There was a spot in the sky to the east. Fleta looked nervously at it. “Mayhap just a bird,” she said. “But if a harpy—“

“On a search-pattern for us,” he agreed. “Where can I hide?” They were in open meadow; there was not even a substantial tree nearby.

“Take my socks,” she said.

“Your socks?”

‘Take them,” she repeated urgently as the flying shape came closer. She became the unicorn.

“But Fleta, that’s just the color of your fur on your hind feet! No way—“

She fluted at him. Mach shrugged and squatted to touch her hind leg. To his surprise he discovered that the golden color did come off; in a moment he held two bright socks, and Fleta’s legs were black.

Fleta resumed human form. “Put them on, quickly.”

Mach put them on over his shoes. And stood astonished.

His body changed. He now seemed to be a golden animal. A horse—or a unicorn. He could see illusory hindquarters behind him, and suspected that his head resembled that of a horse with a horn.

“Graze,” Fleta whispered, and changed back to equine form herself.

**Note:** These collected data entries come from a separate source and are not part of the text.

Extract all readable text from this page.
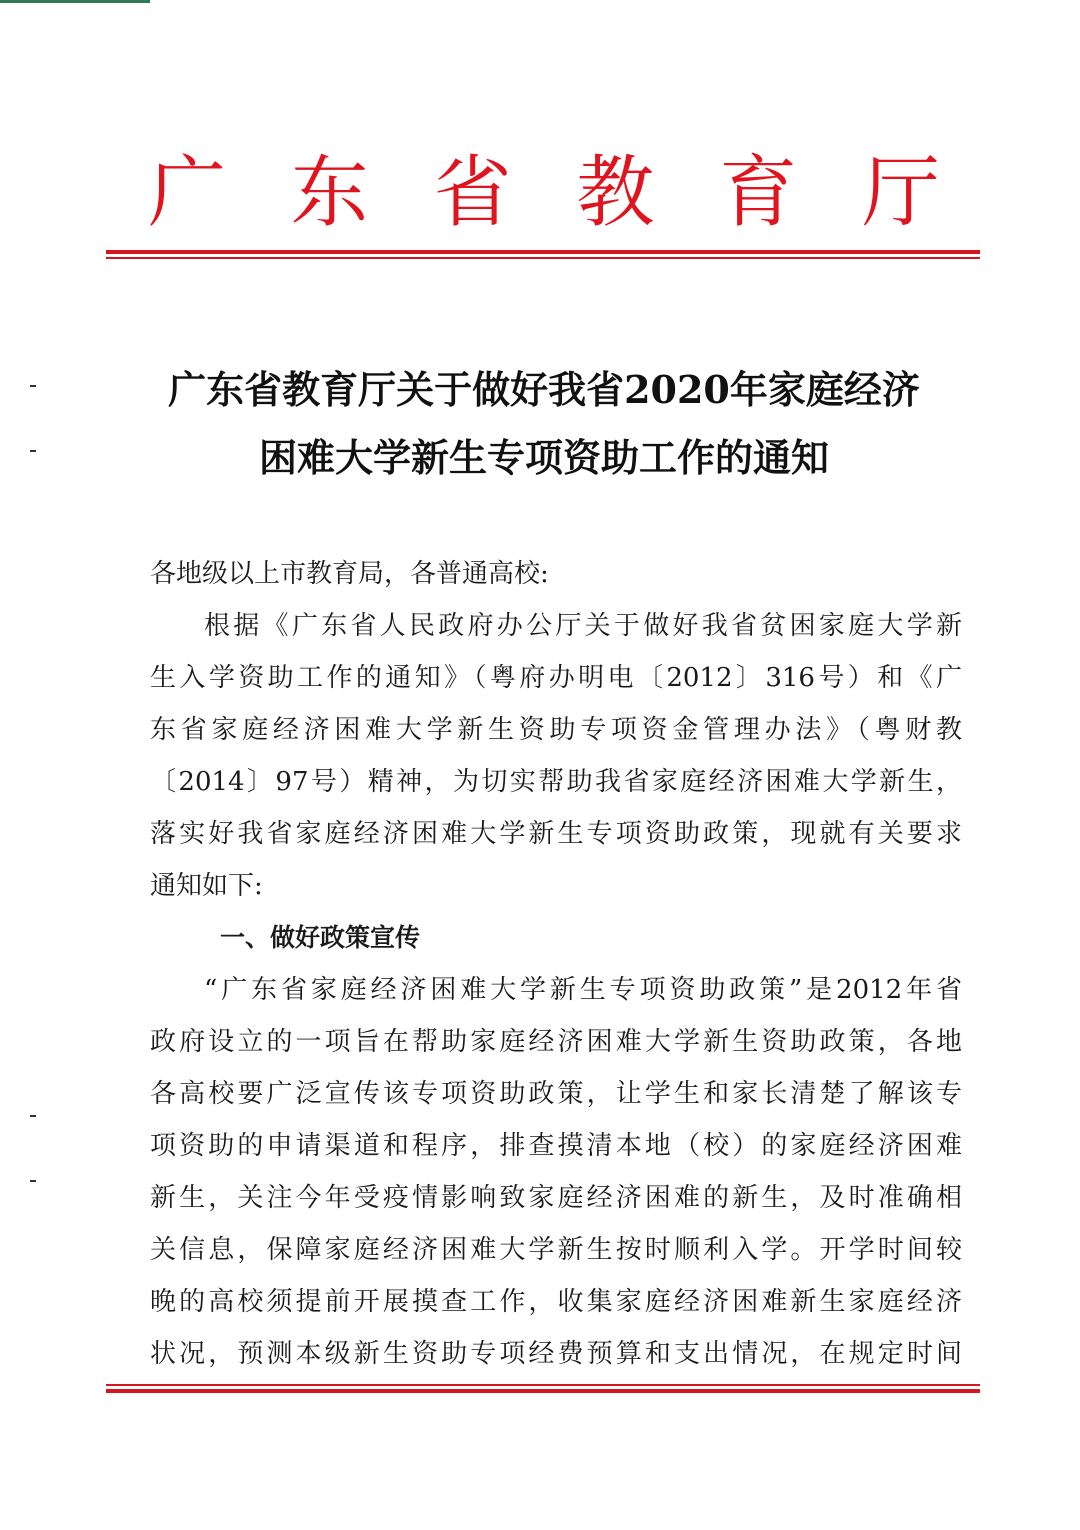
广 东 省 教 育 厅
广东省教育厅关于做好我省2020年家庭经济
困难大学新生专项资助工作的通知
各地级以上市教育局，各普通高校:
根据《广东省人民政府办公厅关于做好我省贫困家庭大学新
生入学资助工作的通知》（粤府办明电〔2012〕316号）和《广
东省家庭经济困难大学新生资助专项资金管理办法》（粤财教
〔2014〕97号）精神，为切实帮助我省家庭经济困难大学新生，
落实好我省家庭经济困难大学新生专项资助政策，现就有关要求
通知如下:
一、做好政策宣传
“广东省家庭经济困难大学新生专项资助政策”是2012年省
政府设立的一项旨在帮助家庭经济困难大学新生资助政策，各地
各高校要广泛宣传该专项资助政策，让学生和家长清楚了解该专
项资助的申请渠道和程序，排查摸清本地（校）的家庭经济困难
新生，关注今年受疫情影响致家庭经济困难的新生，及时准确相
关信息，保障家庭经济困难大学新生按时顺利入学。开学时间较
晚的高校须提前开展摸查工作，收集家庭经济困难新生家庭经济
状况，预测本级新生资助专项经费预算和支出情况，在规定时间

Mach leaned forward, trying to get his illusory head into the proper position for grazing. Evidently his performance was satisfactory, for Fleta did not correct him.

The flying form turned out to be a large bird, perhaps a vulture. It flew overhead and did not pause. False alarm, perhaps, but Mach was glad they hadn’t taken the chance. If the Adepts interrogated the bird, all they would get was a report of two unicorns grazing in the field. Meanwhile he had learned another thing about his fascinating companion!

Fleta changed back to girl form. “It was nothing, I think,” she said. “But here we be dawdling when we should be traveling. Methinks I must carry thee, to make the distance.”

“But I don’t want to burden you—“

“An we get spotted, how much greater a burden!” she exclaimed. She changed into unicorn form.

Mach realized that she was correct. Quickly he removed his socks and put them back on her feet; then he mounted her.